Nella regione, una normale bussola magnetica, punta verso nord. Normalmente punterebbe verso il nord magnetico. Questa difformità è conosciuta come variazione della bussola. L’ammontare di questa variazione può variare di un massimo di 20 gradi nel corso della circumnavigazione della Terra. Se questa variazione nella bussola o errore non è compensato, un navigatore potrebbe finire fuori rotta piuttosto rapidamente.

L’assegnamento del Volo 19 era conosciuto come Problema di Navigazione 1. La missione dell’aereo era di volare ad est fino a Hen e Chicken Shoals, svolgere alcune esercitazioni pratiche di bombardamento, continuare ancora ad est per altri 107 km, girare a nord e volare ancora per 117 km, quindi voltare a sud est e volare per 193 km per fare ritorno alla loro base di Fort Lauderdale, Florida.

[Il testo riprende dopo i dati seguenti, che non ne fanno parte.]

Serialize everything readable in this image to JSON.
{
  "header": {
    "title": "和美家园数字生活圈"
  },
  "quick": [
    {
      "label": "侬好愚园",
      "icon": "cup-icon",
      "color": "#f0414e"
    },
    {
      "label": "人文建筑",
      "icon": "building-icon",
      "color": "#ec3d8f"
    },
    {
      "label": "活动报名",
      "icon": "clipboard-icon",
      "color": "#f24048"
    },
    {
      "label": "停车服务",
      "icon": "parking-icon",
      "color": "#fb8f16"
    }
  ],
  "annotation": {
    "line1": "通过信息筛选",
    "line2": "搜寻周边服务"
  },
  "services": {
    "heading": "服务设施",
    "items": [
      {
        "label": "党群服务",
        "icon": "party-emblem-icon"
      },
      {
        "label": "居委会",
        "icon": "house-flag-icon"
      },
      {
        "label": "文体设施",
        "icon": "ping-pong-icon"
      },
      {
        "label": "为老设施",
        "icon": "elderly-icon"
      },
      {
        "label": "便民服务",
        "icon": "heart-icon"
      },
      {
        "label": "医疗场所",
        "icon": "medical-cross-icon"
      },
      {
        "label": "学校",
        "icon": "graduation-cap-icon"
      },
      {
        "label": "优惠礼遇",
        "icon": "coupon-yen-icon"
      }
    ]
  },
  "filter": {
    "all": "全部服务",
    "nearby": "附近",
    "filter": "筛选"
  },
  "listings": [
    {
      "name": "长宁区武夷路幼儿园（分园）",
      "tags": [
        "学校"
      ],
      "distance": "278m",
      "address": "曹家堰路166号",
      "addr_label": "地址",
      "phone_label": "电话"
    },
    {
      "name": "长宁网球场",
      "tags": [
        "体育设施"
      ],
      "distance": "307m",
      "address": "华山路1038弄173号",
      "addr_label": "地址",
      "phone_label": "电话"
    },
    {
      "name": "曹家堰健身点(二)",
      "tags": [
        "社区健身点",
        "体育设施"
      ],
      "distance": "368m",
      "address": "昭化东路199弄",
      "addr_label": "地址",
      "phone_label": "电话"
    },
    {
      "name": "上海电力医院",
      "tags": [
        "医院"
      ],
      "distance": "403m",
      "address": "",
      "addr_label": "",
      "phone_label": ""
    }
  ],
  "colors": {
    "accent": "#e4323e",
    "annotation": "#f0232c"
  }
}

Un’altra famosa scomparsa è quella del U.S.S. Cyclops, una nave da rifornimento inviata nel 1910, operante con il Servizio Navale Ausiliario della Flotta Atlantica nefari Baltico e Caraibico. Nel corso delle problematiche condizioni del Messico nel 1914 e 1916, il Cyclops riforniva il carbone alle navi ormeggiate lì e riceveva i ringraziamenti del Dipartimento di Stato per la cooperazione nel condurre i rifugiati da Tampico a New Orleans.

Con l’ingresso dell’America nella Prima Guerra Mondiale, il Cyclops fu commissionato, il 1 maggio 1917, con il Luogotenente Comandante G.W.Worley al comando. La nave raggiunse un cargo diretto a St.Nazire, Francia, nel giugno 1917, quindi fece rientro alla costa orientale nel luglio.

Nel gennaio 1918 il Cyclops fu assegnato al Servizio Navale di Trasporto Marittimo e navigò dalle acque brasiliane per rifornire di carburante le navi inglesi nel sud dell’Atlantico. Salpò da Rio de Janeiro il 16 di febbraio del 1918, e dopo una sosta a Barbados il 3 e 4 marzo, scomparve dagli strumenti di rilevazione e non diede più alcun segnale della sua esistenza. La perdita di questa nave senza una traccia è un altro dei misteri marini insoluti.

Un’altra misteriosa scomparsa riguarda la S.S. Marine Sulphur Queen. Salpata da Beaumont in Texas, per raggiungere Norfolk, in Virginia, il cargo fu sentito per l’ultima volta il 3 febbraio 1963, quando diede notizia via radio della sua posizione, come da routine, presso Kea West.

Il solo segno trovato è stato un giubbetto di salvataggio a circa 40 miglia a sud ovest dell’ultima posizione conosciuta del cargo. Le acque lì sono infestate di squali e barracuda. Il cargo trasportava 15.000 tonnellate di zolfo sciolto, contenute in quattro cisterne metalliche, ognuna riscaldata fino a 275 gradi Fahrenheit da un sistema di eliche collegate a due boiler. Un’esplosione è dunque altamente plausibile.

Nel dicembre del 1945, una nave dell’Esercito convertita, modello LST, il Southern District, navigava lungo la linea di costa della Carolina del Nord quando scomparve senza lasciare traccia o richiedere aiuto. Il suo carico era zolfo in polvere.